No estudo novo, publicado em linha na descoberta do cancro do jornal, em Toker, em um investigador no centro de Ludwig na Faculdade de Medicina de Harvard, e em sua equipe que inclui o autor principal Kristin Brown, anteriormente do centro de Ludwig em Harvard e agora no centro do cancro de Peter MacCallum em Melbourne, Austrália, esboça uma fenda recentemente descoberta na armadura de pilhas de TNBC. Esta “vulnerabilidade metabólica” pode ser usada para contornar a resistência da quimioterapia.

Os cientistas demonstraram que a quimioterapia reprograms eficazmente pilhas de TNBC para ramp acima a produção dos nucloetides da pirimidina, os blocos de apartamentos chaves de ADN. Isto aumenta as capacidades do reparo do ADN das pilhas e conduz finalmente à maior resistência às quimioterapias que trabalham danificando o ADN ràpida de dividir pilhas.

“Isto faz realmente o sentido se você pensa sobre ele, porque se uma pilha do tumor está indo reparar o ADN e conseqüentemente iludir os efeitos deindução da quimioterapia, a única maneira que podem realmente fazer que é reconstruindo o ADN, e a única maneira de reconstruir o ADN é fazer mais nucleotides,” Toker disse.

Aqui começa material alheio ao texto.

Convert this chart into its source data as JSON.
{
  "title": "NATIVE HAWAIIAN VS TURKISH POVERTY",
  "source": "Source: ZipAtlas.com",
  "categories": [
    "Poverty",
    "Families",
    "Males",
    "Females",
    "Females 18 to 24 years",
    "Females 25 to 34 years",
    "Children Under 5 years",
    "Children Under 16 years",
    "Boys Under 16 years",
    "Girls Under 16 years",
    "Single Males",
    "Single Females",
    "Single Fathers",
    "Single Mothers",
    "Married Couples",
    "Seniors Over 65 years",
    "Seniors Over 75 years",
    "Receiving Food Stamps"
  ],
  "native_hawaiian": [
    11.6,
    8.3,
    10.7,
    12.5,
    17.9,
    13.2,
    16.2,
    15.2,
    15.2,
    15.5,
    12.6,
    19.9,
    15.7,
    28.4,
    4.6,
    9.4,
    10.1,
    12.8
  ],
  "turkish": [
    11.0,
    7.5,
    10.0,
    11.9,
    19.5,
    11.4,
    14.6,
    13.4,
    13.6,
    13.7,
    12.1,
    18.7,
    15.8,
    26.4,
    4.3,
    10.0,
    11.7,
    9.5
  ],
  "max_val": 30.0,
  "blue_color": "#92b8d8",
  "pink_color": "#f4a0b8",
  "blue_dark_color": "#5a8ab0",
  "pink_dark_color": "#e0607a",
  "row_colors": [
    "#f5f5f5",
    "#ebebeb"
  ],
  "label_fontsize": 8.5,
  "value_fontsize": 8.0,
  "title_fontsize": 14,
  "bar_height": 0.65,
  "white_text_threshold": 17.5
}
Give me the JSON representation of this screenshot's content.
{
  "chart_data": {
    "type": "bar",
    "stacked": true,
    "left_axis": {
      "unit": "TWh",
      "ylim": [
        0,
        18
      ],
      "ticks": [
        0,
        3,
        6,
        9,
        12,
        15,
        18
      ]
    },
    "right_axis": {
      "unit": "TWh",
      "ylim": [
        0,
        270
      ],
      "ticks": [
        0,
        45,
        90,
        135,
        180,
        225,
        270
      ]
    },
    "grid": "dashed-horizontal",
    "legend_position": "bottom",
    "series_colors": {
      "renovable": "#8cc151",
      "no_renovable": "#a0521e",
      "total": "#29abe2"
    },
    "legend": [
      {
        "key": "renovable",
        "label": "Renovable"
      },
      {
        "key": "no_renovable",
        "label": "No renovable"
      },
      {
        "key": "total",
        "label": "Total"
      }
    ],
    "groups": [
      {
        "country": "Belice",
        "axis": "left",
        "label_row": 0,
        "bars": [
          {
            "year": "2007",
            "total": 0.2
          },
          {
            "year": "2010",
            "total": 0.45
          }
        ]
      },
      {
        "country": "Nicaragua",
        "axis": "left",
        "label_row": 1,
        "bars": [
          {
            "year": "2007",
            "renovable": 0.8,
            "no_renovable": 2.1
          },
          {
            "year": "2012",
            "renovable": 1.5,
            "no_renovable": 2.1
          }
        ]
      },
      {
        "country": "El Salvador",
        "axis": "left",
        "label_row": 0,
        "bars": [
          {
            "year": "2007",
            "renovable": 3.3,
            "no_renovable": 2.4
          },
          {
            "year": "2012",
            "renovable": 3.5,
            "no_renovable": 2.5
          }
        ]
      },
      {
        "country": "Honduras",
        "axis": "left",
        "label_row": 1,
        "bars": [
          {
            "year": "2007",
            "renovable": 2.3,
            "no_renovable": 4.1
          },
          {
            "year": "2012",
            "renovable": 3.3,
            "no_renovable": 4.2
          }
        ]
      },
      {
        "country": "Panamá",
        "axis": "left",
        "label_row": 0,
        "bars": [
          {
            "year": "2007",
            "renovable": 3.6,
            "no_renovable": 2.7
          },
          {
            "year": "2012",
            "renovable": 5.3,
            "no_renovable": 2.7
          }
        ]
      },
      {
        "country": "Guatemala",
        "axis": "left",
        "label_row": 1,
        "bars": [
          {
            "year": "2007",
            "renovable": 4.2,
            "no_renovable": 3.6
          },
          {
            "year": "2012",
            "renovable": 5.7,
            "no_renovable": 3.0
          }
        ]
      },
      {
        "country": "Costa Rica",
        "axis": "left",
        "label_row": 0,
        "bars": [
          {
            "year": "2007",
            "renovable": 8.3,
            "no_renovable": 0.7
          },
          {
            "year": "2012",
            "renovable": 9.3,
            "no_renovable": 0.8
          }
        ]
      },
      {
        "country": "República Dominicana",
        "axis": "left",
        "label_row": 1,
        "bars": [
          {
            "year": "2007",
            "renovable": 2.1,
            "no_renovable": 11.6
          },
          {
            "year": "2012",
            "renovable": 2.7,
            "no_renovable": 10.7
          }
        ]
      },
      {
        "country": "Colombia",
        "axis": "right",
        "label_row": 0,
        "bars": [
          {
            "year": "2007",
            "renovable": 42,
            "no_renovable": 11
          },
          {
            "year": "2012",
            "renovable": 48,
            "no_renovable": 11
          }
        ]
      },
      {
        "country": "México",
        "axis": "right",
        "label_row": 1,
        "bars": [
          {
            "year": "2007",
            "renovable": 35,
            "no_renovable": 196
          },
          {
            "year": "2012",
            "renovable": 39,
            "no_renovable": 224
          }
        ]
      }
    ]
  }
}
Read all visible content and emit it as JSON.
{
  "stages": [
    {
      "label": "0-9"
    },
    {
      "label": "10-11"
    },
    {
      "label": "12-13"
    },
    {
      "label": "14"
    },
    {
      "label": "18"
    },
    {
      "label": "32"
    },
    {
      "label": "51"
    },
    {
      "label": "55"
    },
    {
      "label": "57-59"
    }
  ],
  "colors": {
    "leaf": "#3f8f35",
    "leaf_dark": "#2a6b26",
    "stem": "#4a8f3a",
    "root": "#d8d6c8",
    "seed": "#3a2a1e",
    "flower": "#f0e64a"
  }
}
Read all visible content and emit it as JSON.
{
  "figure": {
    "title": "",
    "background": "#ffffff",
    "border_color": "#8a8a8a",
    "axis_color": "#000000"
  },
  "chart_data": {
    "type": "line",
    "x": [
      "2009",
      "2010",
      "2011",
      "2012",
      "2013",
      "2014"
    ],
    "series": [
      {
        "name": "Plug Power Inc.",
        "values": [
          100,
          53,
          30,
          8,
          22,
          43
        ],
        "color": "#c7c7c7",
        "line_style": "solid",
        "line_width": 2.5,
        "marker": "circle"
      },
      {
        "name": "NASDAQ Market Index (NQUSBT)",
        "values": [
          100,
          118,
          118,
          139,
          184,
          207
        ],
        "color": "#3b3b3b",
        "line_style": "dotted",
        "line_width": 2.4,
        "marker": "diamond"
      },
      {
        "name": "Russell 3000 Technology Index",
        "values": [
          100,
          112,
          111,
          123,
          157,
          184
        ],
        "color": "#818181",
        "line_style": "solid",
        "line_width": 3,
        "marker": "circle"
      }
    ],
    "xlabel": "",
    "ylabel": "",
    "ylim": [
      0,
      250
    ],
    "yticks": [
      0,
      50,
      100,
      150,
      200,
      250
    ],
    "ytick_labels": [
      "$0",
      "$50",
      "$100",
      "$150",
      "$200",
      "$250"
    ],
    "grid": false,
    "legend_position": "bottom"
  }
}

Toker e sua equipe raciocinaram isso que obstrui o caminho da síntese da pirimidina em pilhas de TNBC impediriam suas capacidades do reparo do ADN e fá-las-iam mais suscetíveis aos efeitos ADN-prejudiciais da quimioterapia. Para testar esta hipótese, a equipe exps pilhas de TNBC no laboratório a uma combinação da droga de doxorubicin, de um agente de uso geral da quimioterapia, e do leflunomide, um inibidor conhecido da desidrogenase do dihydroorotate (DHODH), uma enzima crucial nas reacções bioquímicas que geram pirimidina.

“Uma das razões que principais nós escolhemos o leflunomide é porque nós quisemos um trajecto rápido ao impacto clínico, e o leflunomide é já aprovado pelo FDA e amplamente utilizado para tratar doenças auto-imunes tais como a artrite reumatóide,” Toker disse.

O grupo de Toker encontrou que o leflunomide obstruiu o aumento de nucleotides da pirimidina em pilhas de TNBC, assim danificando sua capacidade para reparar o dano do ADN negociado pelo doxorubicin, e tendo por resultado a morte de célula cancerosa aumentada.

Os cientistas repetiram então a experiência nos ratos que tinham sido transplantados com pilhas humanas de TNBC. “Nós encontramos que isso tratar os ratos com o doxorubicin ou o leflunomide apenas retardou somente o crescimento do tumor, mas que uma terapia da combinação que envolve ambas as drogas conduziu à regressão significativa do tumor,” Toker disse.

Importante, a terapia da combinação nos ratos não causou nenhum perda de peso ou ganho nos animais - uma indicação que o regime da droga pôde razoavelmente bem-ser tolerado nos seres humanos.

“Uma das coisas que nós gostaríamos de fazer é desenvolver ensaios clínicos nos pacientes com esta estratégia da combinação, se seja com leflunomide ou algumas outras drogas que estão vindo em linha isso pôde ter melhores propriedades farmacológicas nos pacientes,” Toker disse.

Entretanto, Toker disse que seu grupo se está movendo para a frente com planos para investigar a base molecular da biosíntese aumentada da pirimidina em pilhas de TNBC.

“Há algo sobre este caminho no cancro da mama negativo triplo que é especialmente importante,” Toker disse. “Nós não conhecemos o que a base genética que é a base d é, mas é algo que nós gostaríamos realmente de encontrar.”